The door is open to adventure, but at what cost? All we have to do is mount the standby GPS with the WxWorx to complete the installation. We plan to do regional crosscountry flying and having on board weather is going to be very helpful. That is planned for next week. We also need to place identical chips in the GPS units. For some reason they were delivered with different data bases and can not cross talk yet. More photos to come as we complete the installation.
Sunday, September 30, 2007
Here is the original panel a year earlier. How little did I know it would go from old to much worse in a hurry.

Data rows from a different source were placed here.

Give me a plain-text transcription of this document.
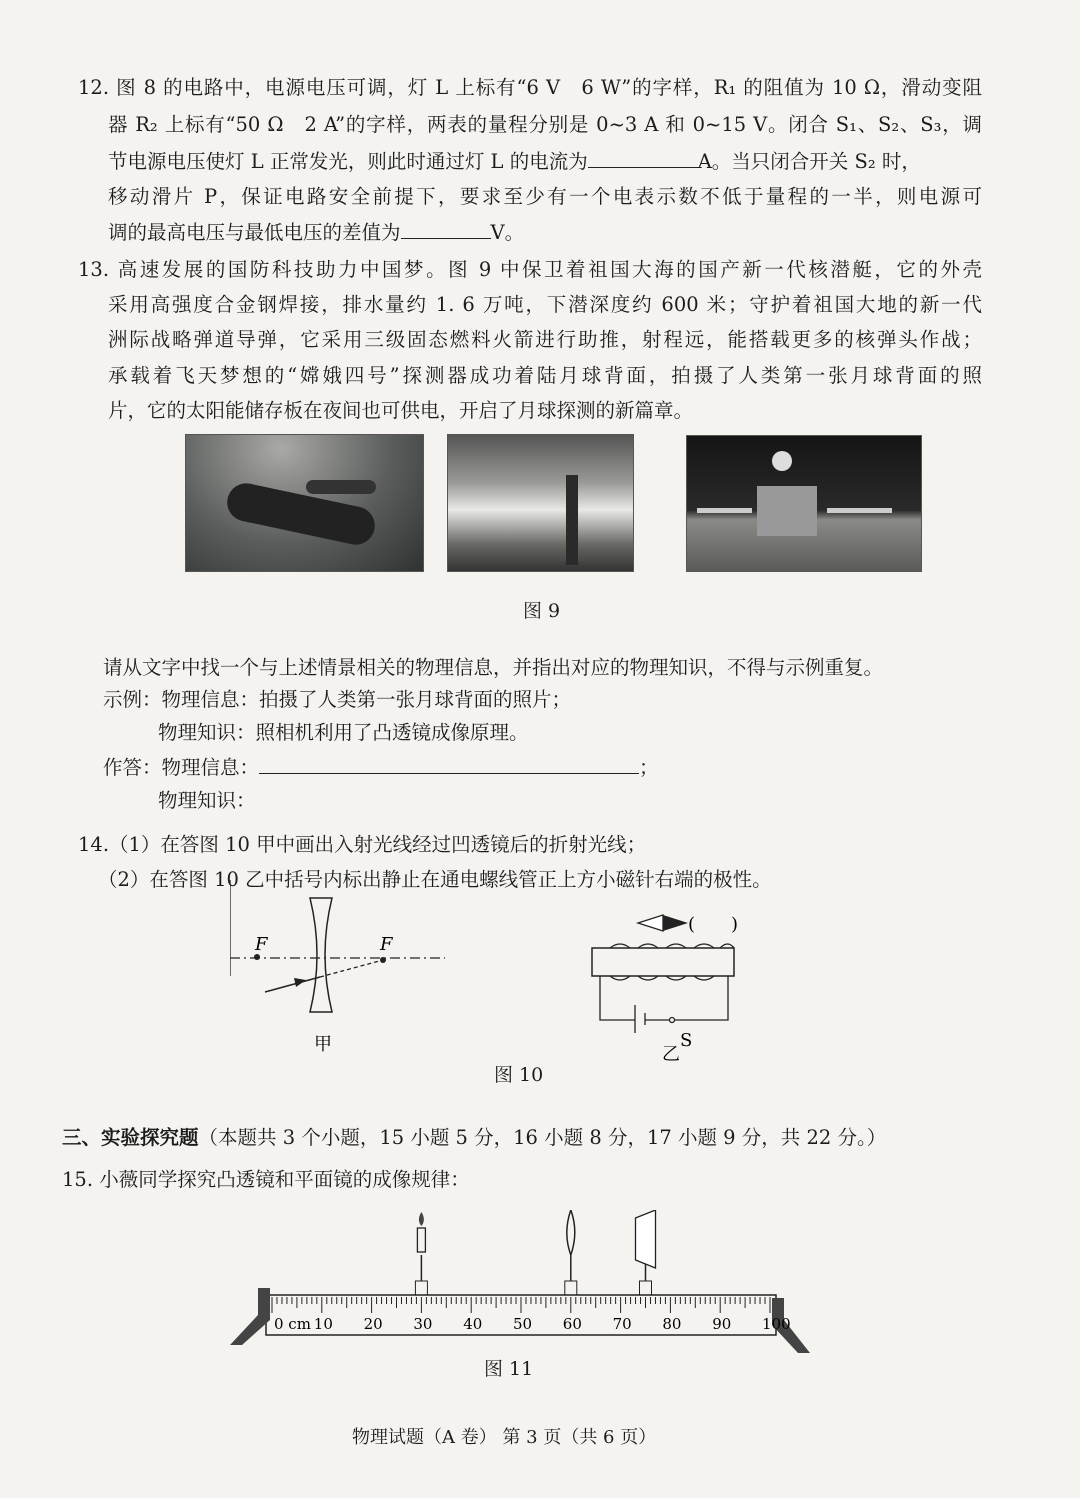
12. 图 8 的电路中，电源电压可调，灯 L 上标有“6 V　6 W”的字样，R₁ 的阻值为 10 Ω，滑动变阻
器 R₂ 上标有“50 Ω　2 A”的字样，两表的量程分别是 0~3 A 和 0~15 V。闭合 S₁、S₂、S₃，调
节电源电压使灯 L 正常发光，则此时通过灯 L 的电流为	A。当只闭合开关 S₂ 时，
移动滑片 P，保证电路安全前提下，要求至少有一个电表示数不低于量程的一半，则电源可
调的最高电压与最低电压的差值为	V。
13. 高速发展的国防科技助力中国梦。图 9 中保卫着祖国大海的国产新一代核潜艇，它的外壳
采用高强度合金钢焊接，排水量约 1. 6 万吨，下潜深度约 600 米；守护着祖国大地的新一代
洲际战略弹道导弹，它采用三级固态燃料火箭进行助推，射程远，能搭载更多的核弹头作战；
承载着飞天梦想的“嫦娥四号”探测器成功着陆月球背面，拍摄了人类第一张月球背面的照
片，它的太阳能储存板在夜间也可供电，开启了月球探测的新篇章。
图 9
请从文字中找一个与上述情景相关的物理信息，并指出对应的物理知识，不得与示例重复。
示例：物理信息：拍摄了人类第一张月球背面的照片；
物理知识：照相机利用了凸透镜成像原理。
作答：物理信息：	；
物理知识：
14.（1）在答图 10 甲中画出入射光线经过凹透镜后的折射光线；
（2）在答图 10 乙中括号内标出静止在通电螺线管正上方小磁针右端的极性。
F	F
甲
(　　)
S
乙
图 10
三、实验探究题（本题共 3 个小题，15 小题 5 分，16 小题 8 分，17 小题 9 分，共 22 分。）
15. 小薇同学探究凸透镜和平面镜的成像规律：
0 cm 10 20 30 40 50 60 70 80 90 100
图 11
物理试题（A 卷） 第 3 页（共 6 页）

This is the panel of my M20J about 3 weeks into the new installation. A far cry from the original photo.
Here we are a few more weeks into the transformation. The center stack, from top to bottom, now contains a new Garmin audio panel, a GNS-530 WAAS, a GNS-430 WAAS and the S-TEC 55X Autopilot. We added a new transponder just above the copilot yoke. The new servos have been tested and the interior side panels are back in place.
A new panel was manufactured for the cadre of new or improved instruments to be mounted on the pilot side of the aircraft. This was a beautiful piece of work.
Here is a pre-installation photo of some of the components for the left side of the panel. Pictured is a Castleberry electric AI (backup), a new HSI and a new altimeter. Also photographed is the returning Stormscope, turn coordinator and the new companion Garmin glideslope indicator. Next stop is mating the instruments with the panel. We are getting close.
Everything is now mounted. I showed the layout to many of my friends and they really liked the equipment choice and presentation. The shop is very pleased with the work done and they should be. We are looking for a spot to mount the handheld, which is the standby GPS and are ready to flight test the avionics as soon as the new Weight & Balance is calculated and recorded.